Fake AI-driven ads will reduce the consumer's trust in advertising and bring a ton of regulation our way. Stop it now.

Taylor Swift’s affinity for Le Creuset is real. What is not real: Ms. Swift’s endorsement of the company’s products, which have appeared in recent weeks in ads on Facebook and elsewhere featuring her face and voice. The ads are among the many celebrity-focused scams made far more convincing by artificial intelligence.

As a practicing advertising professional, I’m particularly worried about the trend of using AI to create totally fake ads “portraying” celebrities, situations and products.

Advertising has been “self-regulating” since I can remember (and I joined the industry 47 years ago). There are lawsuits by competitors, of course, which is how we mainly self-regulate, but there is no history of heavy-handedness from the government regulating us.

A separate industry evolved of celebrities banking on their popularity to sell products. And, we, as industry, took to it like a fish to water.

So, it’s worrisome when you see an ad using an AI-generated likeness of Taylor Swift’s voice selling Le Creusset cookware and then, inside the same week, have Tom Hanks, the journalist Gayle King and the YouTube personality MrBeast all saying that A.I. versions of themselves had been used, without permission, for deceptive dental plan promotions, iPhone giveaway offers and other ads.

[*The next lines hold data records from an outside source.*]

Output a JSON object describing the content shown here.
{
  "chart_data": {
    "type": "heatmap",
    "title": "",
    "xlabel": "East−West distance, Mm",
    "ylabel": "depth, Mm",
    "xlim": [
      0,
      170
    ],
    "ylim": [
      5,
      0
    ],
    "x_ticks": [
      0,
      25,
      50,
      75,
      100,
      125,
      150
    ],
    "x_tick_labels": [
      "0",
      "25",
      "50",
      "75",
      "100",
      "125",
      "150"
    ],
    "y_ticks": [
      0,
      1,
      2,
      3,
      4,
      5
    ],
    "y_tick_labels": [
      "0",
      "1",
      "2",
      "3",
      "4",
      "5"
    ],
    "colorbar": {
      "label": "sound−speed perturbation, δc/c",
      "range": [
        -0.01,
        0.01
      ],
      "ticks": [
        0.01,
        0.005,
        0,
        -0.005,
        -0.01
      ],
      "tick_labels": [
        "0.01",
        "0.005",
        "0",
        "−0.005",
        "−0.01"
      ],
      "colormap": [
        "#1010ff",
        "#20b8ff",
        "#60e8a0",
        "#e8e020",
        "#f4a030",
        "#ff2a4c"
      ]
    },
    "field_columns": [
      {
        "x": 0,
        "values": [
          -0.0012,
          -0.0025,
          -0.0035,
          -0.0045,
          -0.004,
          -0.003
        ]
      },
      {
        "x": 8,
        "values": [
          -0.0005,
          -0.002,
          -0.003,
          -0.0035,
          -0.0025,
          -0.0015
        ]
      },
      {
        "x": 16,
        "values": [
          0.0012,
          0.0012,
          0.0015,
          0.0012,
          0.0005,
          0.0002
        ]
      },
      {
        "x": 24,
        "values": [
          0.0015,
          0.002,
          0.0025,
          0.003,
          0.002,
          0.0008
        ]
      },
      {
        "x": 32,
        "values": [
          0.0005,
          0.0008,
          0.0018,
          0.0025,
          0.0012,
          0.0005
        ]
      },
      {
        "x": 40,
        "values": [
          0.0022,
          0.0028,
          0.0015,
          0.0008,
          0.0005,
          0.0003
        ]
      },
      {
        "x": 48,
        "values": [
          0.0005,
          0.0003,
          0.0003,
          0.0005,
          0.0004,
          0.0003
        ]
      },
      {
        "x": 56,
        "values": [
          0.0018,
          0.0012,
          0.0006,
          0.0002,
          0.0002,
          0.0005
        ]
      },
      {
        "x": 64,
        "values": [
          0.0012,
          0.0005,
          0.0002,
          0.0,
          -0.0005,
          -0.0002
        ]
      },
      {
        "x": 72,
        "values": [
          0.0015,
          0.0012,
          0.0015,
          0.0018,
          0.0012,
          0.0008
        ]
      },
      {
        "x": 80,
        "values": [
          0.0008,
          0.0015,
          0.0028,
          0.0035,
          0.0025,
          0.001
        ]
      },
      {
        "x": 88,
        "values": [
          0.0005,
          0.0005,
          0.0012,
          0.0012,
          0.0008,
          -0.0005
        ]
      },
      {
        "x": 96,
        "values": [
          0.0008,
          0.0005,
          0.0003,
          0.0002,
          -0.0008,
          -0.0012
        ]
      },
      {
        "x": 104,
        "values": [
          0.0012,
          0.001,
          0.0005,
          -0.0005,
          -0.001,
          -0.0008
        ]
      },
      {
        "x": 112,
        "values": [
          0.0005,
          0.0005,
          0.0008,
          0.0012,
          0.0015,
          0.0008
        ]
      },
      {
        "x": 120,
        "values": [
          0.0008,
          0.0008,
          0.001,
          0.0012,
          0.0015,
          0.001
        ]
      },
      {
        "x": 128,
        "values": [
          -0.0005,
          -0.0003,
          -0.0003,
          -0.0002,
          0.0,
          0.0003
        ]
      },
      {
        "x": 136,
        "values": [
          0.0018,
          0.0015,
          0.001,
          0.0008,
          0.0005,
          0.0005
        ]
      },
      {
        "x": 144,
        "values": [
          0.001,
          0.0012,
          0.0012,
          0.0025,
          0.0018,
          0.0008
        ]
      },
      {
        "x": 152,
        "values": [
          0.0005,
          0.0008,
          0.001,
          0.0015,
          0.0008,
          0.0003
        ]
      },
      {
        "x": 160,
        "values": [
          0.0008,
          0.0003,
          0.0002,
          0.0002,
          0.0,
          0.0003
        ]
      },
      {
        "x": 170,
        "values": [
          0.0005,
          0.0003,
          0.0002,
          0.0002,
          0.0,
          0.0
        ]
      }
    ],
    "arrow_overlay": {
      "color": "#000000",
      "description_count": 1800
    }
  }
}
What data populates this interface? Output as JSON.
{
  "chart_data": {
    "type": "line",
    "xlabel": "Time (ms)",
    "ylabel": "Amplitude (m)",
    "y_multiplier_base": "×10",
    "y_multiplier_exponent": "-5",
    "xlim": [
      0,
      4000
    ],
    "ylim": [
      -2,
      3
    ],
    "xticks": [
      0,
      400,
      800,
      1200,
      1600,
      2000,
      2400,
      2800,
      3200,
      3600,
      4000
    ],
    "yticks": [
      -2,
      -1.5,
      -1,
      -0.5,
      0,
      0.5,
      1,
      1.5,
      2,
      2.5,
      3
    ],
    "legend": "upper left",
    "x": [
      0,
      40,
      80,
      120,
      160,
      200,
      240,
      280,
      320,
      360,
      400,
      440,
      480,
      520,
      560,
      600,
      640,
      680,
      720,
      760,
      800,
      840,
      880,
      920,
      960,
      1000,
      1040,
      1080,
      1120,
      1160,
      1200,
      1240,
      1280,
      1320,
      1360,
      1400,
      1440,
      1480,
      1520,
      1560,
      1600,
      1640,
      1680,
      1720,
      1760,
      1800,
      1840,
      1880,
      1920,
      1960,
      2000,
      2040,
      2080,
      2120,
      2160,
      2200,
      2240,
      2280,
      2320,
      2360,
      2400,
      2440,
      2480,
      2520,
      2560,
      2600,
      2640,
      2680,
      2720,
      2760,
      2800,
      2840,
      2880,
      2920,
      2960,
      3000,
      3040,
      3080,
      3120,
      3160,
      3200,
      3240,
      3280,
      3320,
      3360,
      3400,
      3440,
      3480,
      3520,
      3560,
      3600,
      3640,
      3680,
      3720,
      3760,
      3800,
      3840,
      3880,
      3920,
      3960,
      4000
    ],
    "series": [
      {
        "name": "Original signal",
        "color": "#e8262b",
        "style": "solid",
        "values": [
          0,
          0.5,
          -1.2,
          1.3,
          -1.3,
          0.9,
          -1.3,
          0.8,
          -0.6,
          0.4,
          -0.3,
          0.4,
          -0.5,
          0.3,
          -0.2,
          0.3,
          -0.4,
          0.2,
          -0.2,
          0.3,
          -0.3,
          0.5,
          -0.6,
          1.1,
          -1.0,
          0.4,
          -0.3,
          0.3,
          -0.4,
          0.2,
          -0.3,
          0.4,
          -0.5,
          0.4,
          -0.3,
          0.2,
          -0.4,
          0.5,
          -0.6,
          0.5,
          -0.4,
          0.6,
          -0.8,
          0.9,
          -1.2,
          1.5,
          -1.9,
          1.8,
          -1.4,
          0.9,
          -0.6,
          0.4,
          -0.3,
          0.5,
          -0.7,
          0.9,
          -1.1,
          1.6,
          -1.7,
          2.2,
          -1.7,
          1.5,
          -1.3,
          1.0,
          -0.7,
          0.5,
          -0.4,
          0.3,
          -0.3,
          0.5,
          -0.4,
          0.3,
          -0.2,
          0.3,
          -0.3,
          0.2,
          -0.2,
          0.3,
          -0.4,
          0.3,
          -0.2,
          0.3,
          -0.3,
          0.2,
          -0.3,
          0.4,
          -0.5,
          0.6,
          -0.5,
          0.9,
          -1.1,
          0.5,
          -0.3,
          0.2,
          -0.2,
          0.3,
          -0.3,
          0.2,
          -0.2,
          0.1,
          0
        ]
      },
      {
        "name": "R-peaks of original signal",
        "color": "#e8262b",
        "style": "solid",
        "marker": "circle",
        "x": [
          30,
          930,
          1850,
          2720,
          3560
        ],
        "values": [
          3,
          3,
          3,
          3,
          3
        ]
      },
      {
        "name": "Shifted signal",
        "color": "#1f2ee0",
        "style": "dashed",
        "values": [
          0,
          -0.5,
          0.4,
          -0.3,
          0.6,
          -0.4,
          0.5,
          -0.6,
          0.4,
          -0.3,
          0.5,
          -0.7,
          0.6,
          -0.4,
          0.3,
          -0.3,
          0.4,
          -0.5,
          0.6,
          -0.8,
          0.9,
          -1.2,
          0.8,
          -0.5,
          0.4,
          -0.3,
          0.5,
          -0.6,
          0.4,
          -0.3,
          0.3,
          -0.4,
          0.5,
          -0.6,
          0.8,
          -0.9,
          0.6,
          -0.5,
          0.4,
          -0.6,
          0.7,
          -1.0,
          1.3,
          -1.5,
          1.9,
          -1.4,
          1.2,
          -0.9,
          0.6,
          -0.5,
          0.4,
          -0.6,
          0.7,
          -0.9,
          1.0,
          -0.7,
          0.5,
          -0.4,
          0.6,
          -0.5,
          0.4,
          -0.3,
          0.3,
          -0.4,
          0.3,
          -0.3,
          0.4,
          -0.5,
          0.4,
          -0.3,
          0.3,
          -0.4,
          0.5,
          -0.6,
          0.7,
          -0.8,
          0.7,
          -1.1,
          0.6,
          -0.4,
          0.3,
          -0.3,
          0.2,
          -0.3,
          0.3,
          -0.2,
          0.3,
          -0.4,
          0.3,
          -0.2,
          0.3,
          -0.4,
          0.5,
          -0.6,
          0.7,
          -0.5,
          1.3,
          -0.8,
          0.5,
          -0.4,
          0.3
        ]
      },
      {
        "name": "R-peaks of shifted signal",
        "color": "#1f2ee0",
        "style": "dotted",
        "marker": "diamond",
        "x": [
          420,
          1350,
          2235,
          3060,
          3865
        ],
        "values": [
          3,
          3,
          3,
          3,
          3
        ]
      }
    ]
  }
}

The Le Creuset scam campaign also featured fabricated versions of Martha Stewart and Oprah Winfrey, who in 2022 posted an exasperated video about the prevalence of fake social media ads, emails and websites falsely claiming that she endorsed weight loss gummies.

 

My four major points:

 

  1. If advertising loses the trust and credibility of consumers, it’s toast. It behooves the industry to regulate themselves very strictly on the use of AI in advertising.

 

  1. If advertising doesn’t strictly regulate itself, there will be legislation –crushing legislation—coming our way which is not going to be pleasant.

 

  1. Media must do a way better job of stopping paid commercial fake AI-generated advertising before something happens and they, too, have some unpleasant regulation going their way too.
  2. The celebrity industry must take immediate and aggressive action against any fake use or risk losing billions in value.

 

In the end, if the marketing and advertising industry doesn’t take some preemptive action, Congress is going to take some reactive action.